Virtual CPUs (vCPUs)
A host system can have up to 160 virtual CPUs (vCPUs) that can be presented to guests for use, regardless of the number of host CPUs.
Emulated system components
The following core system components are emulated to provide basic system functions:
  • Intel i440FX host PCI bridge
  • PIIX3 PCI to ISA bridge
  • PS/2 mouse and keyboard
  • EvTouch USB Graphics Tablet
  • PCI UHCI USB controller and a virtualized USB hub
  • Emulated serial ports
  • EHCI controller, virtualized USB storage and a USB mouse
Emulated storage drivers
Storage devices and storage pools can use these emulated devices to attach storage devices to virtual machines.
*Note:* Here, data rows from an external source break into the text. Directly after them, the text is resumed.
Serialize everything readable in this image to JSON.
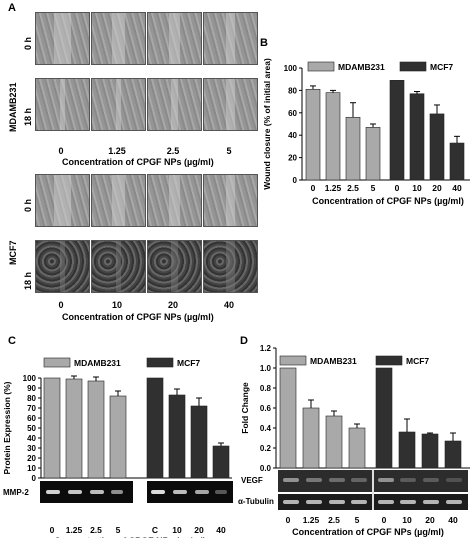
{
  "panelA": {
    "label": "A",
    "rows": [
      "0 h",
      "18 h"
    ],
    "cell_lines": [
      "MDAMB231",
      "MCF7"
    ],
    "mdamb_conc": [
      "0",
      "1.25",
      "2.5",
      "5"
    ],
    "mcf7_conc": [
      "0",
      "10",
      "20",
      "40"
    ],
    "xlabel": "Concentration of CPGF NPs (µg/ml)"
  },
  "chart_data": [
    {
      "panel": "B",
      "type": "bar",
      "ylabel": "Wound closure (% of initial area)",
      "xlabel": "Concentration of CPGF NPs (µg/ml)",
      "ylim": [
        0,
        100
      ],
      "yticks": [
        "0",
        "20",
        "40",
        "60",
        "80",
        "100"
      ],
      "series": [
        {
          "name": "MDAMB231",
          "categories": [
            "0",
            "1.25",
            "2.5",
            "5"
          ],
          "values": [
            81,
            78,
            56,
            47
          ],
          "errors": [
            3,
            2,
            13,
            3
          ],
          "color": "#a9a9a9"
        },
        {
          "name": "MCF7",
          "categories": [
            "0",
            "10",
            "20",
            "40"
          ],
          "values": [
            89,
            77,
            59,
            33
          ],
          "errors": [
            0,
            2,
            8,
            6
          ],
          "color": "#303030"
        }
      ]
    },
    {
      "panel": "C",
      "type": "bar",
      "ylabel": "Protein Expression (%)",
      "xlabel": "Concentration of CPGF NPs (µg/ml)",
      "ylim": [
        0,
        100
      ],
      "yticks": [
        "0",
        "10",
        "20",
        "30",
        "40",
        "50",
        "60",
        "70",
        "80",
        "90",
        "100"
      ],
      "blot_label": "MMP-2",
      "series": [
        {
          "name": "MDAMB231",
          "categories": [
            "0",
            "1.25",
            "2.5",
            "5"
          ],
          "values": [
            100,
            99,
            97,
            82
          ],
          "errors": [
            0,
            3,
            4,
            5
          ],
          "color": "#a9a9a9"
        },
        {
          "name": "MCF7",
          "categories": [
            "C",
            "10",
            "20",
            "40"
          ],
          "values": [
            100,
            83,
            72,
            32
          ],
          "errors": [
            0,
            6,
            8,
            3
          ],
          "color": "#303030"
        }
      ]
    },
    {
      "panel": "D",
      "type": "bar",
      "ylabel": "Fold Change",
      "xlabel": "Concentration of CPGF NPs (µg/ml)",
      "ylim": [
        0,
        1.2
      ],
      "yticks": [
        "0.0",
        "0.2",
        "0.4",
        "0.6",
        "0.8",
        "1.0",
        "1.2"
      ],
      "blot_labels": [
        "VEGF",
        "α-Tubulin"
      ],
      "series": [
        {
          "name": "MDAMB231",
          "categories": [
            "0",
            "1.25",
            "2.5",
            "5"
          ],
          "values": [
            1.0,
            0.6,
            0.52,
            0.4
          ],
          "errors": [
            0,
            0.08,
            0.05,
            0.04
          ],
          "color": "#a9a9a9"
        },
        {
          "name": "MCF7",
          "categories": [
            "0",
            "10",
            "20",
            "40"
          ],
          "values": [
            1.0,
            0.36,
            0.34,
            0.27
          ],
          "errors": [
            0,
            0.13,
            0.01,
            0.08
          ],
          "color": "#303030"
        }
      ]
    }
  ]
}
The guest uses an emulated storage driver to access the storage pool.
Note that like all virtual devices, the storage drivers are not storage devices. The drivers are used to attach a backing storage device, file or storage pool volume to a virtual machine. The backing storage device can be any supported type of storage device, file, or storage pool volume.
The emulated IDE driver
KVM provides two emulated PCI IDE interfaces. An emulated IDE driver can be used to attach any combination of up to four virtualized IDE hard disks or virtualized IDE CD-ROM drives to each virtual machine. The emulated IDE driver is also used for virtualized CD-ROM and DVD-ROM drives.
The emulated floppy disk drive driver
The emulated floppy disk drive driver is used for creating virtualized floppy drives.
Emulated sound devices
Red Hat Enterprise Linux 6.1 and above provides an emulated (Intel) HDA sound device, intel-hda. This device is supported on the following guest operating systems:
  • Red Hat Enterprise Linux 6, for the 32-bit AMD and Intel architecture, and AMD64 and Intel 64 architectures
  • Red Hat Enterprise Linux 5, for i386, and the 32-bit AMD and Intel architecture and Intel 64 architectures
  • Red Hat Enterprise Linux 4, for i386 and the 32-bit AMD and Intel architecture and Intel 64 architectures
  • Windows 7, for i386 and AMD64 and Intel 64 architectures
  • Windows 2008 R2, for the AMD64 and Intel 64 architecture


The following emulated sound devices are also available, but are not recommended due to compatibility issues with certain guest operating systems:
  • ac97, an emulated Intel 82801AA AC97 Audio compatible sound card
  • es1370, an emulated ENSONIQ AudioPCI ES1370 sound card
Emulated graphics cards
The following emulated graphics devices are provided:
  • A Cirrus CLGD 5446 PCI VGA card
  • A standard VGA graphics card with Bochs VESA extensions (hardware level, including all non-standard modes)
Guests can connect to these devices with the Simple Protocol for Independent Computing Environments (SPICE) protocol or with the Virtual Network Computing (VNC) system.
Emulated network devices
The following emulated network devices are provided:
  • The e1000 device emulates an Intel E1000 network adapter (Intel 82540EM, 82573L, 82544GC).
  • The rtl8139 device emulates a Realtek 8139 network adapter.
Emulated watchdog devices
Red Hat Enterprise Linux 6 provide two emulated watchdog devices. A watchdog can be used to automatically reboot a virtual machine when it becomes overloaded or unresponsive.
The watchdog package must be installed on the guest.
The two devices available are:
  • i6300esb, an emulated Intel 6300 ESB PCI watchdog device. It is supported in guest operating system Red Hat Enterprise Linux versions 6.0 and above, and is the recommended device to use.
  • ib700, an emulated iBase 700 ISA watchdog device. The ib700 watchdog device is only supported in guests using Red Hat Enterprise Linux 6.2 and above.
Both watchdog devices are supported in the 32-bit AMD and Intel architecture and AMD64 and Intel 64 architectures for guest operating systems Red Hat Enterprise Linux 6.2 and above.